A cela encore faut-il ajouter des protagonistes creuses (il y en a un dont le seul trait de personnalité est d’être riche… vous me direz c’est pas complètement irréaliste, m’enfin, bon), et qui débitent des dialogues complètement nuls, sur-écrits et téléphonés. Et comme la direction d’actrices est aussi à la ramasse, la distribution enchaîne les « mais » en début de phrase comme seule marge de manœuvre pour les rendre naturels, c’est un fiasco total. Faites le test, ou même mieux, faites-en un drinking game.
Accessoirement, j’ajouterai que même si techniquement la série ne se base pas dessus (Endless Night a pour déclencheur un médicament qui est mal consommé par la bande de potes, puisque normalement il devrait être pris sous supervision médicale ET combiné avec un somnifère), le sujet de la série me semble faire des appels du pied aux adolescentes et jeunes adultes qui se passionnent pour le « shifting« , en particulier sur les réseaux sociaux comme TikTok. Difficile de croire que c’est involontaire, surtout venant d’une plateforme comme Netflix qui est toujours à l’affût de la moindre tendance sur laquelle se positionner pour faire concurrence à d’autres appeaux à jeunes ; mais si c’est un accident, il est malheureux.

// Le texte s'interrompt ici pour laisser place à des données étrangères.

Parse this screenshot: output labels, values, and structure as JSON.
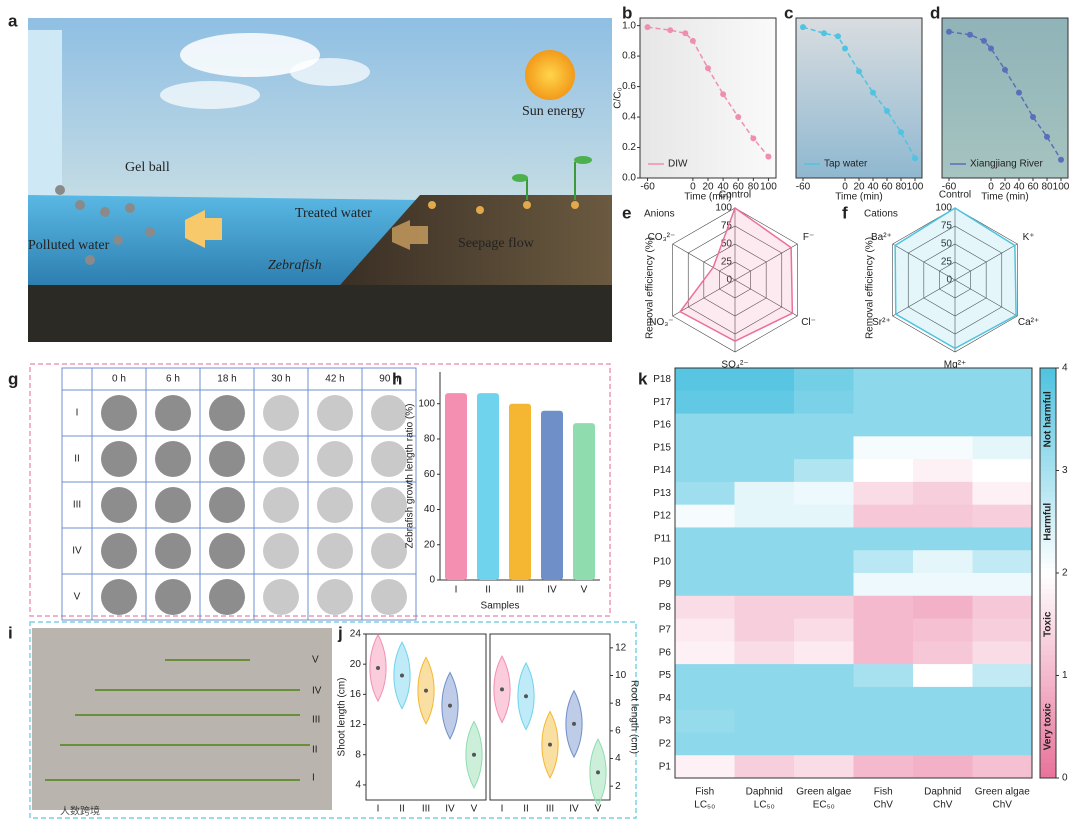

Ces threads du système Calypso parlent bien des problèmes et dangers de cette tendance de plus en plus populaire (sur Google, en rechercher explicitement les dangers conduit à… encore plus de recommendations de videos). Au risque de me faire passer [encore plus] pour la vieille chieuse qui s’inquiète pour rien, je trouve quand même le parallèle inquiétant… d’autant qu’évidemment pour le moment, les rêves présentés sont supposés être super cools et agréables, y compris voire surtout quand ils sont dangereux, comme dans la scène d’introduction. Certes la fin de l’épisode semble nous préparer à un inévitable changement d’ambiance, et le rêve peut tourner au cauchemar par la suite (il n’y aurait sans doute pas de série sans ça). Toutefois, je pense qu’il n’est pas inutile de rappeler que la série n’existe pas sans ce contexte, ou en tout cas n’est pas consommée sans ce contexte pour beaucoup de spectatrices de sa cible.
Il n’y a pas grand’chose à sauver dans cet épisode introductif, et vu la brièveté de cette première saison (même si je lis que Netflix aurait en fait déjà commandé la deuxième), j’ai peu d’espoirs que ça s’arrange de façon substantielle. C’est dommage, mais je vais pas en perdre le sommeil.